En ayant à l'esprit le besoin manifeste d'une approche équilibrée aux problèmes des transformations techniques, à ce point-ci deux questions fondamentales pourraient être posées. La première est celle-ci : Si l'introduction rapide des transformations techniques signifie que bon nombre de travailleurs, jeunes et vieux, avec beaucoup ou peu d'ancienneté, possédant beaucoup ou peu de capacités, peuvent rapidement devenir inutiles, comment les parties à la négociation collective, syndicat et patron, peuvent-elles trouver des moyens pour atténuer les effets des répercussions des transformations techniques sur la main-d'oeuvre ? La seconde question est celle-ci : Si un employeur ou un homme d'affaires est obligé d'adopter de nouvelles techniques pour pouvoir maintenir sa position concurrentielle, ou même pour pouvoir survivre dans un marché donné, comment le processus de la négociation collective peut-il aider cet employeur ou cet homme d'affaires à adopter une transformation technique dans un délai souhaitable, tout en minimisant les effets défavorables de ces modifications sur la main-d'oeuvre ?
Il est évidemment difficile, sinon impossible de répondre à ces questions de façon catégorique ou globale. Toutefois, certaines informations, fondées sur des études menées au ministère fédéral du Travail, indiquent que syndicats et patrons ont souvent pris des mesures constructives pour répondre au défi des transformations techniques.
L'INCIDENCE DES TRANFORMATIONS TECHNIQUES SUR LES MODALITÉS DE LA NÉGOCIATION COLLECTIVE
La mise en oeuvre ou même l'expectative de transformations techniques aura des répercussions non seulement sur le genre de dispositions qui seront incorporées dans les conventions collectives conclues entre patrons et ouvriers, mais aussi sur la façon de négocier ; en d'autres termes, ces transformations auront une influence sur les techniques de la négociation collective. C'est ainsi que l'introduction de machines ou d'un nouvel outillage dans une usine pourrait amener des problèmes qui exigeraient de la part des syndicats et des patrons une approche différente que, par exemple, des problèmes résultant d'une demande d'augmentation de salaire ou d'une demande de majoration dans la prime du poste de nuit. Dans le dernier cas, on peut facilement imaginer que le syndicat et le patron pourraient, au cours d'une séance tendue de négociations, en arriver rapidement à un compromis aux fins d'éviter une grève ou un lock-out imminent, mais il est difficile d'imaginer qu'on puisse discuter des problèmes résultant de l'introduction de machines automatisées ou tout simplement nouvelles, dans la même atmosphère de tension et de pression.

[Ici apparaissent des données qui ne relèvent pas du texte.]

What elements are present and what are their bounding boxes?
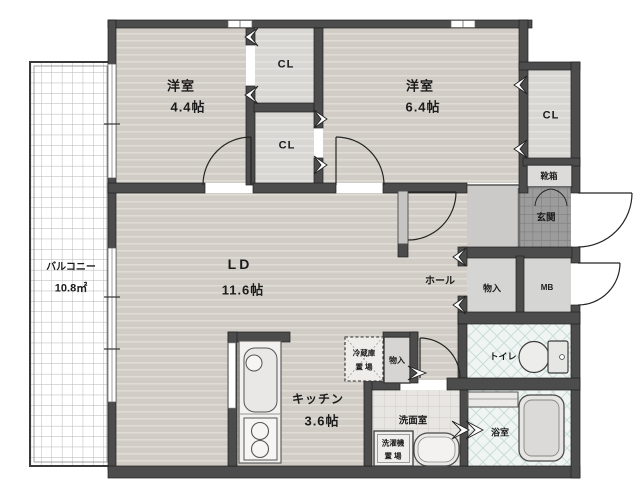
closet-right-label: CL [543, 111, 560, 122]
wash-basin [414, 433, 459, 466]
meter-box-label: MB [541, 284, 553, 292]
bathroom-label: 浴室 [491, 429, 509, 438]
floor-plan: 洋室 4.4帖 CL CL 洋室 6.4帖 CL 靴箱 玄関 バルコニー 10.… [0, 0, 640, 499]
washer-space-label-2: 置 場 [384, 452, 401, 460]
closet-top-label: CL [278, 60, 295, 71]
storage-hall-label: 物入 [483, 285, 501, 294]
kitchen-size-label: 3.6帖 [304, 415, 339, 428]
bedroom1-size-label: 4.4帖 [170, 101, 205, 114]
balcony-size-label: 10.8㎡ [55, 284, 87, 295]
washer-space-box [374, 431, 413, 466]
balcony-name-label: バルコニー [46, 263, 96, 273]
storage-kitchen-label: 物入 [389, 357, 405, 365]
shoebox-label: 靴箱 [540, 172, 557, 181]
toilet-label: トイレ [489, 353, 516, 362]
toilet-fixture [519, 341, 568, 373]
bathroom-counter [468, 392, 518, 407]
hall-partition-stub [398, 191, 408, 244]
fridge-space-box [345, 337, 383, 381]
hall-entry-strip [467, 185, 519, 247]
bathtub [519, 395, 564, 461]
entrance-door [578, 193, 632, 247]
bedroom2-name-label: 洋室 [406, 80, 434, 93]
entrance-label: 玄関 [536, 213, 555, 223]
bedroom2-size-label: 6.4帖 [405, 101, 440, 114]
living-dining-name-label: LD [228, 257, 253, 271]
kitchen-faucet [246, 355, 262, 371]
hall-label: ホール [425, 277, 455, 287]
living-dining-size-label: 11.6帖 [222, 284, 265, 297]
washroom-label: 洗面室 [399, 416, 428, 426]
kitchen-name-label: キッチン [292, 393, 344, 405]
fridge-space-label-2: 置 場 [355, 363, 372, 371]
washer-space-label-1: 洗濯機 [382, 439, 405, 447]
closet-bottom-label: CL [279, 141, 296, 152]
fridge-space-label-1: 冷蔵庫 [353, 349, 376, 357]
bedroom1-name-label: 洋室 [167, 80, 195, 93]
meter-box-door [578, 263, 620, 305]
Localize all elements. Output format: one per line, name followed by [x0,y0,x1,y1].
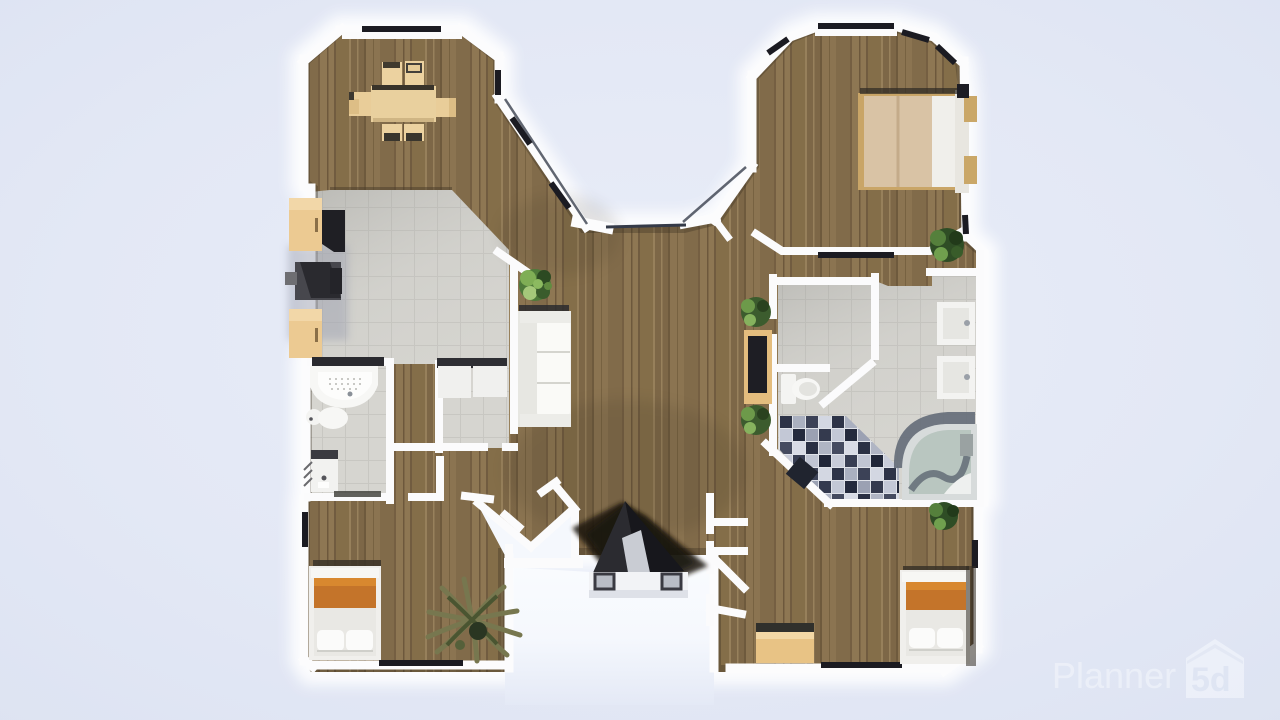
svg-text:Planner: Planner [1052,655,1176,696]
svg-text:5d: 5d [1191,661,1231,699]
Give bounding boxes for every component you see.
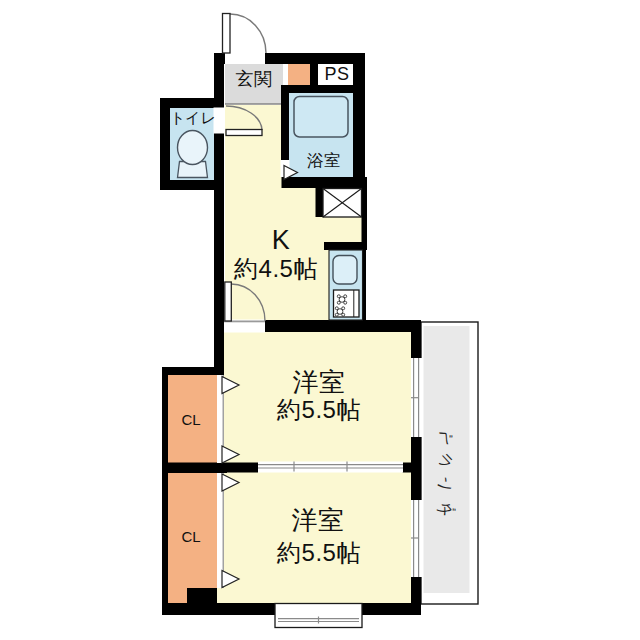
stove-icon — [334, 290, 360, 317]
washer-space-icon — [323, 189, 362, 218]
room-upper-name-label: 洋室 — [293, 367, 346, 397]
closet-lower-label: CL — [181, 528, 200, 545]
bath-label: 浴室 — [307, 151, 341, 169]
wall-segment — [411, 320, 421, 360]
window-bay — [275, 604, 362, 628]
partition-band — [258, 462, 403, 473]
wall-segment — [316, 188, 324, 217]
wall-segment — [265, 320, 421, 332]
toilet-label: トイレ — [170, 109, 216, 126]
wall-segment — [324, 242, 367, 250]
wall-segment — [411, 577, 421, 615]
sliding-partition — [258, 462, 403, 473]
ps-label: PS — [324, 64, 349, 84]
kitchen-name-label: K — [272, 225, 291, 255]
window-bottom — [275, 604, 362, 628]
sink-icon — [333, 256, 357, 285]
wall-segment — [160, 180, 224, 190]
wall-segment — [162, 473, 168, 615]
entrance-door — [223, 14, 267, 65]
wall-segment — [162, 603, 275, 615]
kitchen-size-label: 約4.5帖 — [233, 255, 318, 282]
entrance-door-arc — [230, 14, 266, 53]
wall-segment — [214, 320, 224, 332]
entrance-door-leaf — [223, 14, 231, 54]
toilet-door-leaf — [226, 130, 262, 136]
wall-segment — [227, 463, 258, 473]
closet-lower-floor-notch — [168, 588, 187, 603]
floor-plan: 玄関 PS トイレ 浴室 K 約4.5帖 洋室 約5.5帖 洋室 約5.5帖 C… — [0, 0, 640, 640]
room-lower-size-label: 約5.5帖 — [276, 539, 361, 566]
wall-segment — [214, 133, 224, 332]
wall-segment — [214, 332, 224, 367]
wall-segment — [187, 588, 217, 603]
kitchen-counter — [329, 250, 363, 320]
room-lower-name-label: 洋室 — [292, 505, 345, 535]
room-upper-size-label: 約5.5帖 — [276, 396, 361, 423]
wall-segment — [162, 367, 224, 375]
toilet-icon — [178, 131, 208, 178]
kitchen-door-leaf — [225, 282, 232, 321]
genkan-step-line — [225, 103, 283, 105]
toilet-bowl — [178, 131, 208, 165]
genkan-label: 玄関 — [236, 69, 273, 89]
wall-segment — [160, 98, 170, 190]
wall-segment — [362, 188, 368, 250]
wall-segment — [162, 367, 168, 473]
wall-segment — [214, 53, 224, 108]
wall-segment — [162, 463, 227, 474]
entrance-opening — [225, 53, 265, 64]
floor-plan-svg: 玄関 PS トイレ 浴室 K 約4.5帖 洋室 約5.5帖 洋室 約5.5帖 C… — [0, 0, 640, 640]
window-room-lower — [411, 500, 422, 577]
wall-segment — [281, 85, 289, 163]
closet-upper-label: CL — [181, 411, 200, 428]
bathtub-icon — [294, 97, 348, 138]
wall-segment — [411, 437, 421, 500]
shoe-cabinet — [288, 64, 310, 88]
window-room-upper — [411, 358, 422, 437]
wall-segment — [282, 177, 368, 188]
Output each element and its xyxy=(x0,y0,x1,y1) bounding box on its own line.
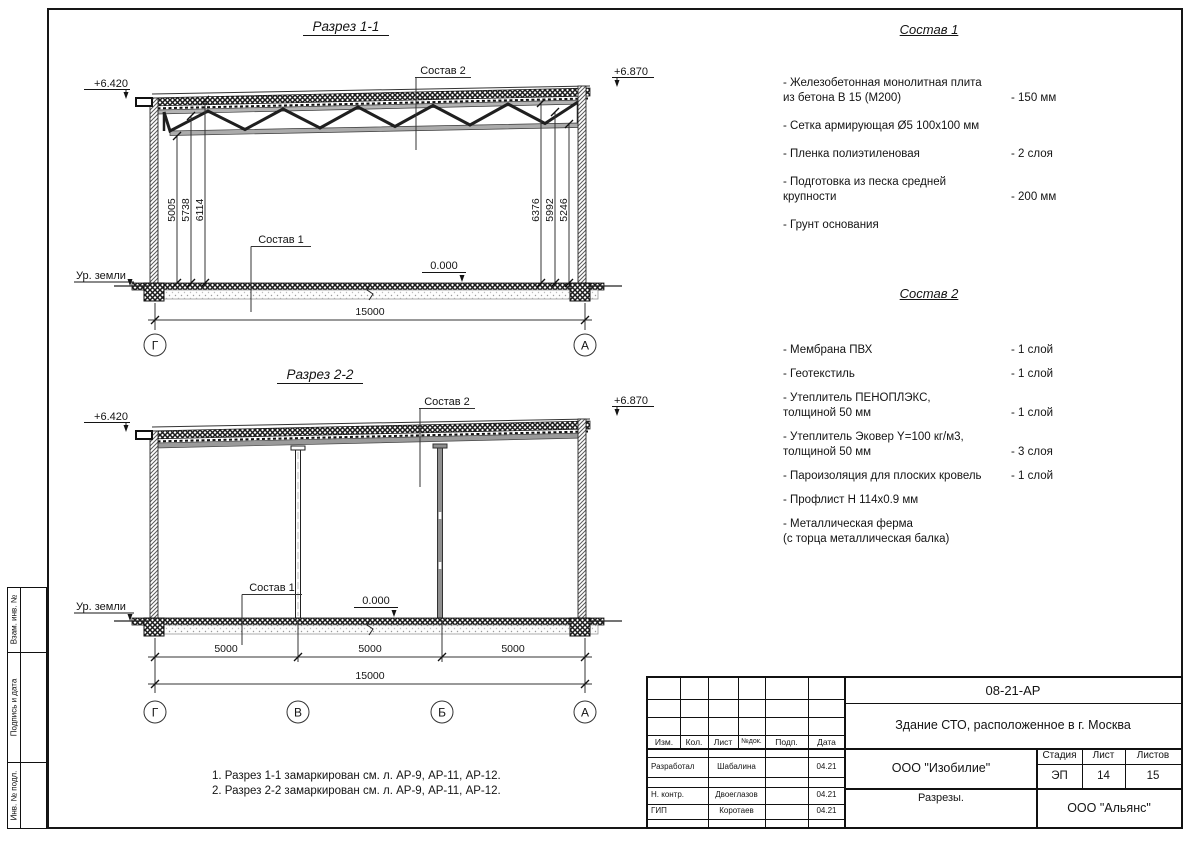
roof-edge-detail xyxy=(136,98,152,106)
notes: 1. Разрез 1-1 замаркирован см. л. АР-9, … xyxy=(212,769,501,799)
stamp-doc-number: 08-21-АР xyxy=(845,678,1181,703)
stamp-stage-label: Стадия xyxy=(1037,749,1082,764)
stamp-sheet-label: Лист xyxy=(1082,749,1125,764)
sostav2-item: - Профлист Н 114х0.9 мм xyxy=(783,493,1075,508)
drawing-sheet: Разрез 1-1 xyxy=(0,0,1191,842)
margin-box-podpis: Подпись и дата xyxy=(7,652,20,762)
axis-a-1-1: А xyxy=(581,339,589,353)
sostav1-item: - Сетка армирующая Ø5 100х100 мм xyxy=(783,119,1075,134)
ground-level-1-1: Ур. земли xyxy=(76,270,126,282)
stamp-name-2: Двоеглазов xyxy=(708,787,765,804)
stamp-role-2: Н. контр. xyxy=(651,787,707,804)
sostav2-item: - Мембрана ПВХ - 1 слой xyxy=(783,343,1075,358)
sostav2-item: - Металлическая ферма(с торца металличес… xyxy=(783,517,1075,547)
sostav2-list: Состав 2 - Мембрана ПВХ - 1 слой - Геоте… xyxy=(783,286,1075,547)
stamp-date-1: 04.21 xyxy=(808,757,845,777)
stamp-project-title: Здание СТО, расположенное в г. Москва xyxy=(845,703,1181,749)
margin-box-vzam: Взам. инв. № xyxy=(7,587,20,652)
sostav1-item: - Грунт основания xyxy=(783,218,1075,233)
leader-sostav2-1-1: Состав 2 xyxy=(420,65,466,77)
elev-right-2-2: +6.870 xyxy=(614,395,648,407)
stamp-sheets-label: Листов xyxy=(1125,749,1181,764)
dim-right-3: 5246 xyxy=(558,198,570,222)
section-2-2-title: Разрез 2-2 xyxy=(287,367,354,382)
section-1-1-title: Разрез 1-1 xyxy=(313,19,380,34)
zero-level-2-2: 0.000 xyxy=(362,595,390,607)
dim-left-3: 6114 xyxy=(194,199,206,222)
stamp-drawing-title: Разрезы. xyxy=(845,790,1037,808)
dim-right-2: 5992 xyxy=(544,198,556,222)
stamp-col-podp: Подп. xyxy=(765,735,808,749)
margin-box-inv: Инв. № подл. xyxy=(7,762,20,829)
stamp-sheets-value: 15 xyxy=(1125,764,1181,788)
sostav2-item: - Утеплитель ПЕНОПЛЭКС,толщиной 50 мм - … xyxy=(783,391,1075,421)
dim-right-1: 6376 xyxy=(530,198,542,222)
total-dim-1-1: 15000 xyxy=(355,306,384,318)
dim-left-1: 5005 xyxy=(166,198,178,222)
stamp-stage-value: ЭП xyxy=(1037,764,1082,788)
section-2-2: Разрез 2-2 xyxy=(74,367,654,723)
span-dim-2: 5000 xyxy=(358,643,382,655)
stamp-role-1: Разработал xyxy=(651,757,707,777)
leader-sostav2-2-2: Состав 2 xyxy=(424,396,470,408)
sostav2-item: - Геотекстиль - 1 слой xyxy=(783,367,1075,382)
truss-bottom-chord xyxy=(170,123,578,136)
leader-sostav1-1-1: Состав 1 xyxy=(258,234,304,246)
footing-right xyxy=(570,283,590,301)
stamp-sheet-value: 14 xyxy=(1082,764,1125,788)
stamp-col-ndok: №док. xyxy=(738,735,765,749)
roof-edge-detail-2 xyxy=(136,431,152,439)
stamp-col-list: Лист xyxy=(708,735,738,749)
leader-sostav1-2-2: Состав 1 xyxy=(249,582,295,594)
sostav1-item: - Пленка полиэтиленовая - 2 слоя xyxy=(783,147,1075,162)
stamp-contractor: ООО "Альянс" xyxy=(1037,790,1181,827)
span-dim-3: 5000 xyxy=(501,643,525,655)
stamp-name-1: Шабалина xyxy=(708,757,765,777)
stamp-company: ООО "Изобилие" xyxy=(845,749,1037,788)
stamp-role-3: ГИП xyxy=(651,804,707,819)
axis-g-1-1: Г xyxy=(152,339,159,353)
sostav1-list: Состав 1 - Железобетонная монолитная пли… xyxy=(783,22,1075,233)
wall-left-2 xyxy=(150,431,158,618)
axis-b-2-2: Б xyxy=(438,706,446,720)
column-b xyxy=(438,448,443,618)
stamp-name-3: Коротаев xyxy=(708,804,765,819)
zero-level-1-1: 0.000 xyxy=(430,260,458,272)
sand-layer xyxy=(146,290,598,299)
sostav2-item: - Утеплитель Эковер Y=100 кг/м3,толщиной… xyxy=(783,430,1075,460)
stamp-date-2: 04.21 xyxy=(808,787,845,804)
wall-right xyxy=(578,86,586,283)
note-1: 1. Разрез 1-1 замаркирован см. л. АР-9, … xyxy=(212,769,501,784)
title-block: Изм. Кол. Лист №док. Подп. Дата Разработ… xyxy=(646,676,1183,829)
ground-level-2-2: Ур. земли xyxy=(76,601,126,613)
stamp-date-3: 04.21 xyxy=(808,804,845,819)
sostav1-item: - Железобетонная монолитная плитаиз бето… xyxy=(783,76,1075,106)
span-dim-1: 5000 xyxy=(214,643,238,655)
footing-right-2 xyxy=(570,618,590,636)
wall-left xyxy=(150,98,158,283)
dim-left-2: 5738 xyxy=(180,198,192,222)
sostav1-title: Состав 1 xyxy=(900,22,959,37)
elev-left-2-2: +6.420 xyxy=(94,411,128,423)
stamp-col-izm: Изм. xyxy=(648,735,680,749)
note-2: 2. Разрез 2-2 замаркирован см. л. АР-9, … xyxy=(212,784,501,799)
wall-right-2 xyxy=(578,419,586,618)
sand-layer-2 xyxy=(146,625,598,634)
axis-v-2-2: В xyxy=(294,706,302,720)
sostav1-item: - Подготовка из песка среднейкрупности -… xyxy=(783,175,1075,205)
elev-right-1-1: +6.870 xyxy=(614,66,648,78)
axis-a-2-2: А xyxy=(581,706,589,720)
axis-g-2-2: Г xyxy=(152,706,159,720)
elev-left-1-1: +6.420 xyxy=(94,78,128,90)
total-dim-2-2: 15000 xyxy=(355,670,384,682)
sostav2-item: - Пароизоляция для плоских кровель - 1 с… xyxy=(783,469,1075,484)
stamp-col-kol: Кол. xyxy=(680,735,708,749)
stamp-col-data: Дата xyxy=(808,735,845,749)
sostav2-title: Состав 2 xyxy=(900,286,959,301)
section-1-1: Разрез 1-1 xyxy=(74,19,654,356)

Formulons ici quelques questions qui pourraient être soulevées à la suite d'innovations techniques. Après l'installation du nouvel outillage, combien des emplois actuels deviendront désuets ? Comment pourrait-on rééduquer les gens qui sont actuellement en service, pour remplir les nouveaux postes créés par la nouvelle technique ? Si quelques-uns des employés actuels ne peuvent pas être rééduqués, à quelles sortes d'arrangement peuvent en venir le syndicat et le patron pour s'assurer que ces employés soient mutés à d'autres postes au sein de la firme ou à l'extérieur, là où ils pourraient être employés utilement ? On pourrait multiplier ce genre de questions, mais celles qui ont été posées montrent que les problèmes de main-d'oeuvre, les problèmes créés par la nécessité d'adaptation aux transformations techniques, exigent que patrons et ouvriers se rencontrent régulièrement et collaborent et ne doivent pas recourir à des séances de négociations expéditives et tendues, entendues dans le sens traditionnel.
Incidemment, les gouvernements au Canada ont généralement reconnu ce besoin d'un nouveau genre de relations ouvrières-patronales dans le contexte des transformations techniques. Lorsque, il y a quelques années, le gouvernement fédéral a créé le Service consultatif de la main-d'oeuvre, service qui fait maintenant partie du nouveau ministère de la Main-d'oeuvre et de l'Immigration, l'un des principes-clés de l'établissement de ce nouveau service était que l'on prenne bien à l'avance des mesures appropriées avant de déplacer des travailleurs à la suite de transformations industrielles et techniques. Un autre principe aussi important voulait que là où il y avait un syndicat, ce dernier et la direction devaient se consulter au sujet de l'évaluation des travaux de recherche et des mesures prévues pour l'adaptation aux transformations industrielles. L'on doit ajouter que le gouvernement fédéral fournit une aide concrète et des encouragements aux employeurs et aux syndicats qui consentent à mener conjointement des recherches sur la rééducation de la main-d'oeuvre en prévision des transformations techniques. Plus est, depuis la mise sur pied de ce service, plusieurs employeurs et syndicats partout au Canada ont, avec l'appui concret du gouvernement fédéral, et dans certains cas des gouvernements provinciaux aussi, entrepris des recherches conjointement en prévision des transformations techniques.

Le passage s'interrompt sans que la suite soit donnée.